A sample of individuals (with sample size 100, 200 or 500) was randomly drawn, and values that represent different often used reporting options were calculated from this sample, namely the mean and SD, the median and IQR, the median and range and the geometric mean and 95% CI (all summary statistics on the absolute scale). Also, the correlation and regression coefficients of X and Y expressed in different scales were calculated. These ‘reported’ values were rounded to two decimal places. From these ‘reported’ values, the parameter estimates mX, mY, sX, sY and rXY were calculated using the transformations described in this paper. This process was repeated 1000 times.
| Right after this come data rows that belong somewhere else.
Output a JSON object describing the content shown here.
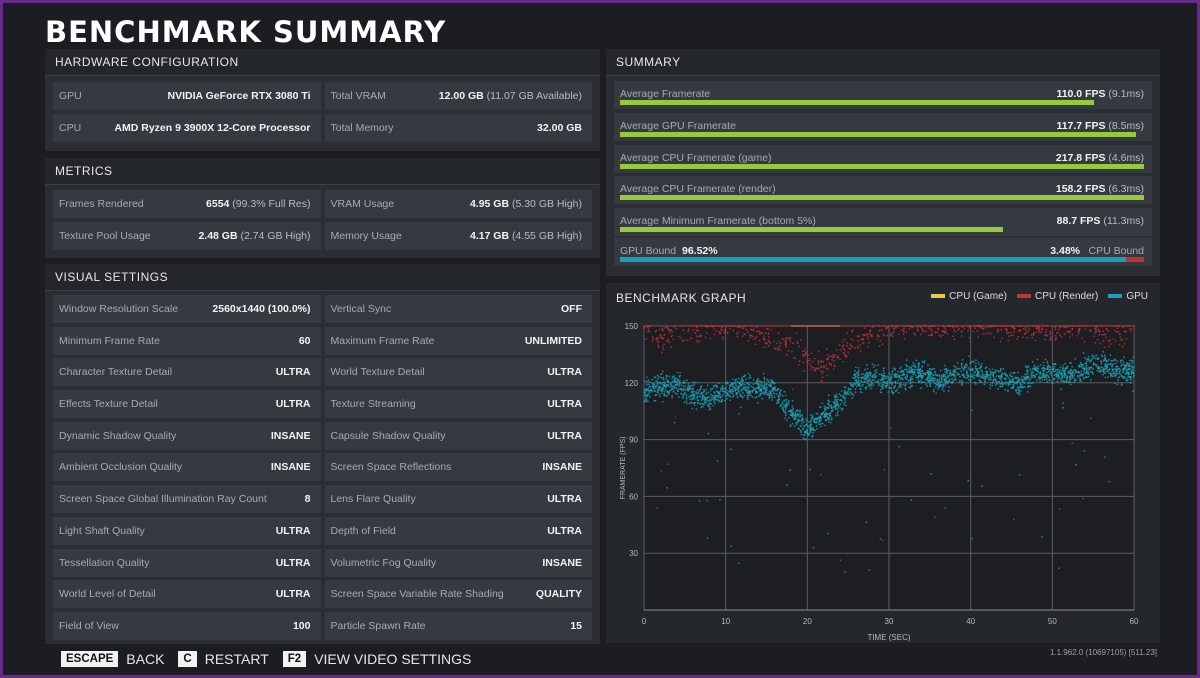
{
  "page_title": "BENCHMARK SUMMARY",
  "hardware": {
    "heading": "HARDWARE CONFIGURATION",
    "rows": [
      {
        "label": "GPU",
        "value": "NVIDIA GeForce RTX 3080 Ti",
        "sub": ""
      },
      {
        "label": "Total VRAM",
        "value": "12.00 GB",
        "sub": "(11.07 GB Available)"
      },
      {
        "label": "CPU",
        "value": "AMD Ryzen 9 3900X 12-Core Processor",
        "sub": ""
      },
      {
        "label": "Total Memory",
        "value": "32.00 GB",
        "sub": ""
      }
    ]
  },
  "metrics": {
    "heading": "METRICS",
    "rows": [
      {
        "label": "Frames Rendered",
        "value": "6554",
        "sub": "(99.3% Full Res)"
      },
      {
        "label": "VRAM Usage",
        "value": "4.95 GB",
        "sub": "(5.30 GB High)"
      },
      {
        "label": "Texture Pool Usage",
        "value": "2.48 GB",
        "sub": "(2.74 GB High)"
      },
      {
        "label": "Memory Usage",
        "value": "4.17 GB",
        "sub": "(4.55 GB High)"
      }
    ]
  },
  "visual_settings": {
    "heading": "VISUAL SETTINGS",
    "rows": [
      {
        "label": "Window Resolution Scale",
        "value": "2560x1440 (100.0%)"
      },
      {
        "label": "Vertical Sync",
        "value": "OFF"
      },
      {
        "label": "Minimum Frame Rate",
        "value": "60"
      },
      {
        "label": "Maximum Frame Rate",
        "value": "UNLIMITED"
      },
      {
        "label": "Character Texture Detail",
        "value": "ULTRA"
      },
      {
        "label": "World Texture Detail",
        "value": "ULTRA"
      },
      {
        "label": "Effects Texture Detail",
        "value": "ULTRA"
      },
      {
        "label": "Texture Streaming",
        "value": "ULTRA"
      },
      {
        "label": "Dynamic Shadow Quality",
        "value": "INSANE"
      },
      {
        "label": "Capsule Shadow Quality",
        "value": "ULTRA"
      },
      {
        "label": "Ambient Occlusion Quality",
        "value": "INSANE"
      },
      {
        "label": "Screen Space Reflections",
        "value": "INSANE"
      },
      {
        "label": "Screen Space Global Illumination Ray Count",
        "value": "8"
      },
      {
        "label": "Lens Flare Quality",
        "value": "ULTRA"
      },
      {
        "label": "Light Shaft Quality",
        "value": "ULTRA"
      },
      {
        "label": "Depth of Field",
        "value": "ULTRA"
      },
      {
        "label": "Tessellation Quality",
        "value": "ULTRA"
      },
      {
        "label": "Volumetric Fog Quality",
        "value": "INSANE"
      },
      {
        "label": "World Level of Detail",
        "value": "ULTRA"
      },
      {
        "label": "Screen Space Variable Rate Shading",
        "value": "QUALITY"
      },
      {
        "label": "Field of View",
        "value": "100"
      },
      {
        "label": "Particle Spawn Rate",
        "value": "15"
      }
    ]
  },
  "summary": {
    "heading": "SUMMARY",
    "bar_color": "#97c93d",
    "rows": [
      {
        "label": "Average Framerate",
        "value": "110.0 FPS",
        "sub": "(9.1ms)",
        "fill": 0.905
      },
      {
        "label": "Average GPU Framerate",
        "value": "117.7 FPS",
        "sub": "(8.5ms)",
        "fill": 0.985
      },
      {
        "label": "Average CPU Framerate (game)",
        "value": "217.8 FPS",
        "sub": "(4.6ms)",
        "fill": 1.0
      },
      {
        "label": "Average CPU Framerate (render)",
        "value": "158.2 FPS",
        "sub": "(6.3ms)",
        "fill": 1.0
      },
      {
        "label": "Average Minimum Framerate (bottom 5%)",
        "value": "88.7 FPS",
        "sub": "(11.3ms)",
        "fill": 0.73
      }
    ],
    "bound": {
      "gpu_label": "GPU Bound",
      "gpu_value": "96.52%",
      "cpu_label": "CPU Bound",
      "cpu_value": "3.48%",
      "gpu_fraction": 0.9652,
      "gpu_color": "#1aa1b6",
      "cpu_color": "#c0323a"
    }
  },
  "graph": {
    "heading": "BENCHMARK GRAPH",
    "legend": [
      {
        "name": "CPU (Game)",
        "color": "#e8c84a"
      },
      {
        "name": "CPU (Render)",
        "color": "#c0323a"
      },
      {
        "name": "GPU",
        "color": "#1aa1b6"
      }
    ]
  },
  "chart_data": {
    "type": "scatter",
    "xlabel": "TIME (SEC)",
    "ylabel": "FRAMERATE (FPS)",
    "xlim": [
      0,
      60
    ],
    "ylim": [
      0,
      150
    ],
    "x_ticks": [
      "0",
      "10",
      "20",
      "30",
      "40",
      "50",
      "60"
    ],
    "y_ticks": [
      "30",
      "60",
      "90",
      "120",
      "150"
    ],
    "grid": true,
    "series": [
      {
        "name": "CPU (Game)",
        "color": "#e8c84a",
        "x": [
          0,
          5,
          10,
          15,
          20,
          25,
          30,
          35,
          40,
          45,
          50,
          55,
          60
        ],
        "y": [
          150,
          150,
          150,
          150,
          150,
          150,
          150,
          150,
          150,
          150,
          150,
          150,
          150
        ]
      },
      {
        "name": "CPU (Render)",
        "color": "#c0323a",
        "x": [
          1,
          3,
          5,
          8,
          12,
          16,
          18,
          20,
          22,
          25,
          28,
          32,
          36,
          40,
          45,
          50,
          54,
          57,
          60
        ],
        "y": [
          143,
          145,
          148,
          150,
          150,
          140,
          142,
          132,
          128,
          140,
          147,
          150,
          150,
          150,
          150,
          148,
          150,
          145,
          150
        ]
      },
      {
        "name": "GPU",
        "color": "#1aa1b6",
        "x": [
          0,
          2,
          4,
          6,
          8,
          10,
          12,
          14,
          16,
          18,
          20,
          22,
          24,
          26,
          28,
          30,
          32,
          34,
          36,
          38,
          40,
          42,
          44,
          46,
          48,
          50,
          52,
          54,
          56,
          58,
          60
        ],
        "y": [
          115,
          118,
          119,
          114,
          111,
          116,
          118,
          117,
          116,
          104,
          95,
          103,
          110,
          121,
          123,
          120,
          124,
          126,
          120,
          125,
          127,
          124,
          122,
          120,
          125,
          126,
          124,
          128,
          130,
          126,
          127
        ]
      }
    ]
  },
  "footer": {
    "items": [
      {
        "key": "ESCAPE",
        "label": "BACK"
      },
      {
        "key": "C",
        "label": "RESTART"
      },
      {
        "key": "F2",
        "label": "VIEW VIDEO SETTINGS"
      }
    ],
    "version": "1.1.962.0 (10697105) [511.23]"
  }
}
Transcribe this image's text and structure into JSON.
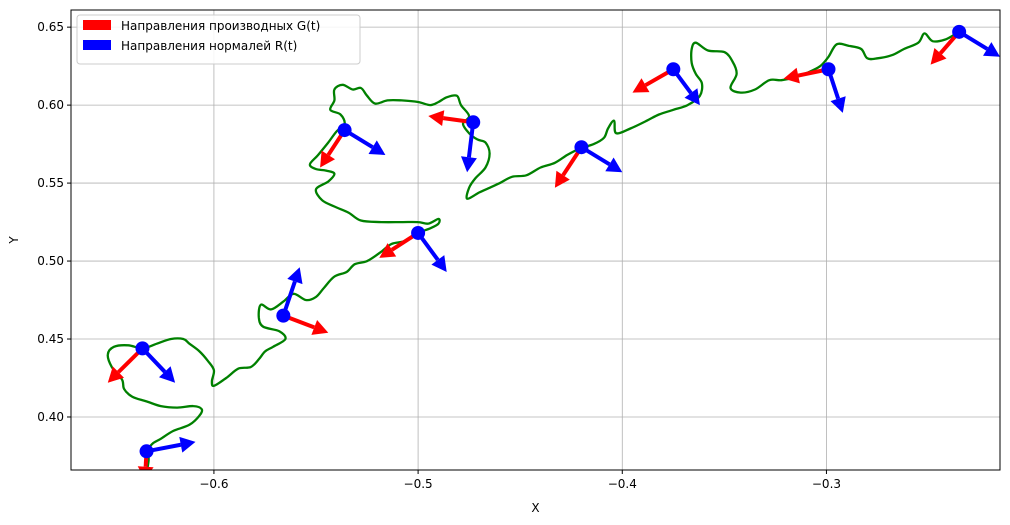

Simulation results for mX, sX, mY and sY
Gm, 95% CI
None of the combinations of univariate and bivariate reporting options shows evidence of bias with the average of the simulations almost equal to the true value. The width of the confidence interval indicates the variability of the simulations. Because there is no appreciable bias, a smaller CI width indicates that the individual simulations are closer to the true correlation. The accuracy is best when rX0Y is reported and worst when rX0Y0 is reported. As expected, the accuracy is also better when the sample size is larger. Figure 3 shows that the CI is wider when the reported univariate statistics are the median and IQR or median and range. The larger variation in the results for the transformation from bYX0 (Figure 3B) compared with the variation in the results from bY0X (Figure 3C) is caused by the fact the X was simulated with larger standard deviation than Y.
Example statistics for observational studies on vitamin B12 intake (X) and vitamin B12 status (Y)
Example statistics for randomized controlled trials on vitamin B12 intake and vitamin B12 status
The investigated means, standard deviations, correlation coefficients and sample sizes were based on real-life values. The univariate statistics that are investigated in this paper were limited to mean and SD, median and IQR or range and geometric mean and 95% CI. These do not represent all reporting options that can be encountered in the literature, but cover most published papers. Other combinations of univariate statistics that were seen are for example mean with IQR, mean with range, and geometric mean with standard deviation. Also, the investigated regression and correlation coefficients are limited in this paper to those on the absolute or logarithmic scale, whereas sometimes other transformations to normality have been used in reports, such as a square root transformation. However, as the logarithmic transformation is by far the most often used transformation in papers in the medical research area, the equations in this paper will cover most published papers in this field.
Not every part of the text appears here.